На тихо работающем телевизоре — еще одна обновка, но спросить о ней не успевается — возникает лицо президента, и мужчина торопится прибавить звук. Речь Дима благополучно мимо ушей пропускает; он сжимает книгу, глядя то на нее, то на елочку, гордо установленную по центру столика. На праздник пьют шампанское, но им и так сойдет. С запоздалой озвучкой шевелятся губы:
— Не хотите на брудершафт?
На задний план отступает мельтешение, и Артур безоблачно подхватывает:
— О, как подтверждение дружбы? Тогда надо бы речь придумать… — Он берется за бокал с воодушевлением, даже не представляя, в каком сумбуре находится подопечный: — Буду краток. Ты сильный и надежный, далеко пойдешь. Справишься со всеми препятствиями, сколько бы их ни было.

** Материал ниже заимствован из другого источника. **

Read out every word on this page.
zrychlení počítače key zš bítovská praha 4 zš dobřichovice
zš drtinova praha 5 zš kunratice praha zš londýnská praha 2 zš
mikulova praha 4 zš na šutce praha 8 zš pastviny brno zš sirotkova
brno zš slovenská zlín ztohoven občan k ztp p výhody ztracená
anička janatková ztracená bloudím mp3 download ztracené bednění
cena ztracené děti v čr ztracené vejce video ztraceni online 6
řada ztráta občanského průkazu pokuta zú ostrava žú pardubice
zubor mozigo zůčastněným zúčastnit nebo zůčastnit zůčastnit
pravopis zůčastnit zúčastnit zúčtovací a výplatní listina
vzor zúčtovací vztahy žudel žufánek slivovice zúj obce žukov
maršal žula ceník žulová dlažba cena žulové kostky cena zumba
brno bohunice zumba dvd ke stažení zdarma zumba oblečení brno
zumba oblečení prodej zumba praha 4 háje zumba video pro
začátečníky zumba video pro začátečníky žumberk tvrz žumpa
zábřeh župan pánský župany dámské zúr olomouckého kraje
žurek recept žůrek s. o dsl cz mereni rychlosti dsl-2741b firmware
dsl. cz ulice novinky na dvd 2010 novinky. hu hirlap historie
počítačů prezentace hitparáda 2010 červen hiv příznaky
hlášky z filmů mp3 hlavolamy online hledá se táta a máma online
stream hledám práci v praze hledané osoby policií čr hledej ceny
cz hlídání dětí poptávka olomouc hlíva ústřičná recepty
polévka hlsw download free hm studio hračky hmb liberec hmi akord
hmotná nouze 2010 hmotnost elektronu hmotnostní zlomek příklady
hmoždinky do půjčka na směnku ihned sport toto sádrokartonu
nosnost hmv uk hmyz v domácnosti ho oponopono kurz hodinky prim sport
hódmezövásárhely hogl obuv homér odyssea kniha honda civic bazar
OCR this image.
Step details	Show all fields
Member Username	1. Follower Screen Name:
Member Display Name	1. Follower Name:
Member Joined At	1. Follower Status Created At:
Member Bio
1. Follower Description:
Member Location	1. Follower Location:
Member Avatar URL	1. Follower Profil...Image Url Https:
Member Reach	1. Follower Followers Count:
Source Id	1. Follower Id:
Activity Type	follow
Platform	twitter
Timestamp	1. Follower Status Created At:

И я уже хочу это видеть!
Он достижим, он почти достижим.
— А я хочу увидеть, — пересохшими губами выговаривает Волков, — все ваши эмоции, от лучшей до худшей.
И подсаживается ближе. Под размеренный бой курантов, торжественно отмеривающий последние мгновения уходящего года, подводится лишь лоскутками известный итог. Руки переплетаются, локти задевают друг друга, и в равновесии замирают бокалы. По негласному сигналу головы запрокидываются, алкоголь жжет губы и прокатывается по горлу.
Вино горчит на языке летней спелостью, а Дима уже подается вперед, так, чтобы локти стукнулись слегка — вытягивает шею, опускает подбородок и накрывает рот Артура своим. Всего лишь невесомое прикосновение сомкнутыми губами, тепло и сухость, расширившиеся зрачки Артура в досягаемой близости; Дима опускает веки, целуя его коротко, совсем невинно, как никого еще не целовал. В мгновение, когда Артур, перехватывая ненавязчивость, поддается и размыкает губы, Дима отстраняется, в голове зыбкой занавесью стоит очарование, он не может соображать трезво – кровь стала подобна тому же вину.
— Традиция, — поясняет он неясно кому. Они взрослые люди, они должны понимать. Они понимают.
— Конечно, — как ни в чем не бывало отзывается Артур, покачивая бокалом. Цвета поцелуя в нем плещется алкоголь. Первая улыбка за наступивший январь: — С Новым годом, Дима!
— С Новым годом, Артур.
Слова на самом деле значат так мало. Волков раньше не пьянел так быстро, но вот голову его покачивает, мягко согреваются конечности, сердце, наоборот, бьется слишком истошно, Артур может его услышать. Ритм пронизывает тело, все вынуждая работать в своем темпе, мысли теряют форму. Это от вина или от поцелуя? Если бы Дима знал, что так отреагирует — просто касание губ, без языка, даже без вкладывания чувств — поступил он бы так?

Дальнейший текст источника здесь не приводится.